I'm just about ready, I bought the epoxy and 2k primer from SPI and a grabber blue Prospray single stage. After referencing "The Perfect Paint Job", I'm a little disappointed I won't be able to finish my painting in a full weekend but I guess I'd rather have quality than speed. The only part where I'm still confused is bodywork. I'll be painting my 1978 Yamaha XS750E that has a metal tank and two plastic side covers and a plastic cowl. I don't think the tank will need any bodywork done to it but the plastic parts will. I've got 3 3/8" holes in the seat cowl where an owner installed a tail light. Would these holes best be filled with fiberglass and glazing putty (I have Evercoat Polyester Glazing Putty) or just the glazing putty? What type of plastic are these UJMs, ABS? Being plastic, would I be able to do the bodywork before I epoxy for the first time or should I defiantly epoxy everything first? Thanks.
 
The first step is to figure out what type of plastic it is-that will determine the correct procedure to use.
 
Bob Hollinshead;29030 said:
The first step is to figure out what type of plastic it is-that will determine the correct procedure to use.

Most of the time, there is a location on the back side of plastic panels identifying the type of plastic they are made of. Look for two or three letters that abbreviate a type of plastic. Example: ABS, PP, etc..
 
I can't seem to find any letters on any of the plastic bits.
 
shave off a hair of a sliver and see if it floats in water.
 
Great idea. Reading elsewhere, I see Polypropylene and Polyethylene float but ABS and PVC do not. How does this effect the patching? Will I epoxy first regardless? If so, it would seem to me that the patching method would be irrelevant to the type of plastic. No?
 
If it floats it's a Thermoplastic polyolefin, if it sinks it's a Thermoset polyolefin. Being it's a 78' model I doubt it could be a polycarbonate.
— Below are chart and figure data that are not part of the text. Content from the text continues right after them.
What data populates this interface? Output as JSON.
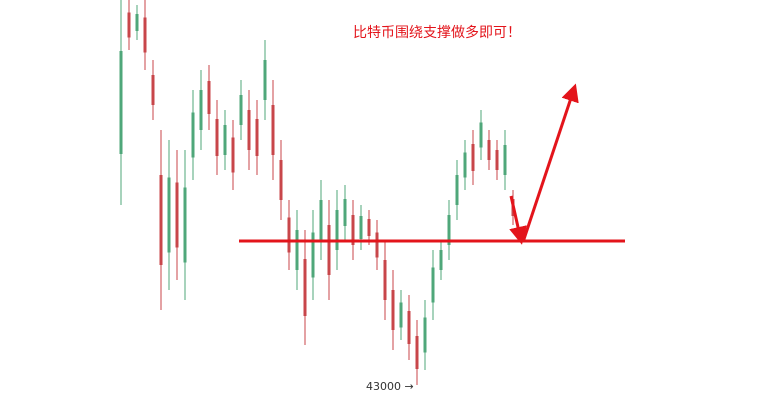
{
  "chart_data": {
    "type": "candlestick",
    "title": "比特币围绕支撑做多即可！",
    "low_label": "43000 →",
    "up_color": "#4fa77a",
    "down_color": "#c8464a",
    "annotation_color": "#e3141b",
    "ylim": [
      42760,
      46850
    ],
    "support_level": 44440,
    "open": [
      45310,
      46725,
      46540,
      46675,
      46100,
      45100,
      44325,
      45025,
      44225,
      45275,
      45550,
      46040,
      45660,
      45300,
      45475,
      45600,
      45750,
      45660,
      45850,
      45800,
      45250,
      44675,
      44150,
      44260,
      44075,
      44450,
      44600,
      44350,
      44590,
      44700,
      44460,
      44660,
      44525,
      44250,
      43950,
      43575,
      43740,
      43490,
      43325,
      43825,
      44150,
      44400,
      44800,
      45075,
      45410,
      45375,
      45450,
      45350,
      45100,
      44860
    ],
    "high": [
      46850,
      46850,
      46800,
      46850,
      46250,
      45550,
      45450,
      45350,
      45350,
      45950,
      46150,
      46200,
      45850,
      45750,
      45650,
      46050,
      45950,
      45850,
      46450,
      46050,
      45450,
      44850,
      44750,
      44550,
      44750,
      45050,
      44850,
      44950,
      45000,
      44850,
      44800,
      44750,
      44650,
      44450,
      44150,
      43950,
      43900,
      43650,
      43850,
      44350,
      44450,
      44850,
      45250,
      45450,
      45550,
      45750,
      45550,
      45450,
      45550,
      44950
    ],
    "low": [
      44800,
      46350,
      46450,
      46150,
      45650,
      43750,
      43950,
      44050,
      43850,
      45050,
      45350,
      45550,
      45100,
      45150,
      44950,
      45450,
      45150,
      45100,
      45650,
      45050,
      44650,
      44150,
      43950,
      43400,
      43850,
      44250,
      43850,
      44150,
      44450,
      44250,
      44350,
      44400,
      44150,
      43650,
      43350,
      43450,
      43250,
      43000,
      43150,
      43650,
      44050,
      44250,
      44650,
      44950,
      45000,
      45250,
      45150,
      45050,
      44950,
      44600
    ],
    "close": [
      46340,
      46475,
      46710,
      46325,
      45800,
      44200,
      45075,
      44375,
      44975,
      45725,
      45950,
      45710,
      45290,
      45600,
      45125,
      45900,
      45350,
      45290,
      46250,
      45300,
      44850,
      44325,
      44550,
      43690,
      44525,
      44850,
      44100,
      44750,
      44860,
      44400,
      44690,
      44490,
      44275,
      43850,
      43550,
      43825,
      43410,
      43160,
      43675,
      44175,
      44350,
      44700,
      45100,
      45325,
      45140,
      45625,
      45250,
      45150,
      45400,
      44690
    ]
  }
}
The type of plastic you have is weldable-which is best for large repairs but being they are only 3/8" holes you can do the repairs with two-component repair materials. There's a lot of them available from Fusor, 3M, SEM, and many others. You'll want to taper them holes back to increase the surface area of the bond. SEM has a material that works for numerous problem plastics like most of these: http://www.semproducts.com/product-catalog/repair-materials/mini-max/
I've used this numerous times with good results: http://www.semproducts.com/product-catalog/repair-materials/dual-mix/fillers/problem-plastic-repair-material/
And this:http://www.lord.com/products-and-solutions/adhesives/automotive-repair-adhesives/product.xml/314

Wash well with SPI waterborne wax and grease remover then taper back the repair area at slow speed not to melt the plastic, sand the whole bond area by hand with 80 grit and clean again with SPI then follow the directions of the repair material manufacturer for application.
 
Thanks so much for the help! This sounds like its for doing before epoxy, I thought the SPI guys like to epoxy everything first.
 
JMO...If it was just a cosmetic repair there wouldn't be any issues with properly applying SPI epoxy and doing some fill work over it but with holes right through the plastic I'd want to plug it with a plastic repair material and have the hole tapered on both sides for some good surface area-trying to fill something like that with a polyester would probably show after some heat cycles-but maybe not, let us know!